If the business combination has already closed, the post-de-SPAC combined company must undertake the same analysis as that of an already public SPAC, including as described under “Why is this creating such an issue?” and “What if the SPAC or post-de-SPAC combined company cannot file the periodic report by the extended deadline?” From a materiality perspective, it is possible that the post-de-SPAC combined company could conclude the error is immaterial, given that the post-de-SPAC combined company is typically larger than the SPAC and as such, the threshold for materiality may be higher. However, this may vary for historical versus future periods and thus a post-de-SPAC combined company may nonetheless need to restate financial statements for periods prior to the de-SPAC. If a restatement is required, a post-de-SPAC combined company may also need to postpone the filing of resale registration statements or suspend the use of currently effective resale registration statements or amend effective resale registration statements by filing a prospectus supplement (or if necessary, a post-effective amendment, assuming the post-de-SPAC combined company does not qualify as a smaller reporting company and thus is not able to forward incorporate by reference its subsequent periodic reports.). As noted above, a post-de-SPAC combined company will also need to file an Item 4.02 disclosure on Form 8-K regarding the restatement (and potentially an Item 3.01 disclosure on Form 8-K if it is unable to timely file any required periodic reports and receives a delisting notice as a result thereof). Further, the post-de-SPAC combined company should review its obligations and representations under existing agreements, including under any registration rights and debt facility agreements, to determine if there is any technical breach of any representations or covenants under those agreements.
Will this have a significant dampening effect on SPAC deals?

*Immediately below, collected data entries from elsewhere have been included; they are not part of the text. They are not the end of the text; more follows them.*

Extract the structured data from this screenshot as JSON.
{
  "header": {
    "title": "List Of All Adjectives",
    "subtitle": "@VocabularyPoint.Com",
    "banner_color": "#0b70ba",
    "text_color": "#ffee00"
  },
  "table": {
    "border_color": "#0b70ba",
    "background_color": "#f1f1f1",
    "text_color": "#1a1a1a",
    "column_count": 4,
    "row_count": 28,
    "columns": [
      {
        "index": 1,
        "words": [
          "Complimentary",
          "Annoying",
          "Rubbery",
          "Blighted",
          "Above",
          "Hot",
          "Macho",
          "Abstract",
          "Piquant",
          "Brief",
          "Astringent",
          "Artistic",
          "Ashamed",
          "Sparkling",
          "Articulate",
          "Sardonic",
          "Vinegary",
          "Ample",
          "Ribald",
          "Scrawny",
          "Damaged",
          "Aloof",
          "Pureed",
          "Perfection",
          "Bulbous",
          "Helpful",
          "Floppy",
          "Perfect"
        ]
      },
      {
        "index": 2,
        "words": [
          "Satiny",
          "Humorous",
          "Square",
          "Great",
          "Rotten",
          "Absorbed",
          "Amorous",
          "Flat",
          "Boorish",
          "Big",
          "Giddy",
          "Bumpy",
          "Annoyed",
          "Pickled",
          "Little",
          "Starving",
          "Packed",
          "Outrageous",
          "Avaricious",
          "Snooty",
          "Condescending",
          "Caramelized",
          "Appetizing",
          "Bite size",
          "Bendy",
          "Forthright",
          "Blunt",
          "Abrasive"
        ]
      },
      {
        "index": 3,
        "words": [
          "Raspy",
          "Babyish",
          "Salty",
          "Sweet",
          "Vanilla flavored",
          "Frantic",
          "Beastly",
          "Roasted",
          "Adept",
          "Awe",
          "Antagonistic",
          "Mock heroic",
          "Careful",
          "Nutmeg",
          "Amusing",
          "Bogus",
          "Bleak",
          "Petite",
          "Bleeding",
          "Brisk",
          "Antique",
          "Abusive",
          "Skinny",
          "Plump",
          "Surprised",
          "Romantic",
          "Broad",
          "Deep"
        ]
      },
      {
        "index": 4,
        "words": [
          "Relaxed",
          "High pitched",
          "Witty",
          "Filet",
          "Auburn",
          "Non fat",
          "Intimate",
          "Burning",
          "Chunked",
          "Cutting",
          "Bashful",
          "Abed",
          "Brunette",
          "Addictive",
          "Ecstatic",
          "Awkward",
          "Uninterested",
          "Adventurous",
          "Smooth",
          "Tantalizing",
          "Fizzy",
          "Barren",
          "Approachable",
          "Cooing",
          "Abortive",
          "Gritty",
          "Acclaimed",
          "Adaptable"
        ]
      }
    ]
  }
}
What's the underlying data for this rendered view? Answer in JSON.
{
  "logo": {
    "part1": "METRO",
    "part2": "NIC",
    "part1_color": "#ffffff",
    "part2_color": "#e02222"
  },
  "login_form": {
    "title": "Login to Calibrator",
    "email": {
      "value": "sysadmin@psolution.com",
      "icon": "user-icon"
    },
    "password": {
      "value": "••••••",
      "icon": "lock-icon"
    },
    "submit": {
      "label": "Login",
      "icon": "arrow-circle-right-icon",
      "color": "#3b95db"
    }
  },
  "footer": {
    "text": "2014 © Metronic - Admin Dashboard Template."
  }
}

The volume and market value of SPAC transactions (including de-SPAC business combinations) have been significantly impacted in the immediate aftermath of the Staff Statement. In addition, companies are beginning to file Form 8-Ks to announce they are undergoing the analysis to determine the appropriate warrant accounting treatment and the magnitude of any changes required and/or are going to restate their financial statements in light of the Staff Statement (and, in some cases, to announce they will be unable to file an upcoming periodic report in a timely manner and receipt of a delisting notice). However, the longer term impact on the SPAC market is difficult to predict. There is some sentiment that while it will cause people to hit “pause” on SPAC transactions and result in restatements and transaction delays, it may not have a long-term significant dampening effect on the SPAC market generally. Again, however, the ultimate impact remains to be seen.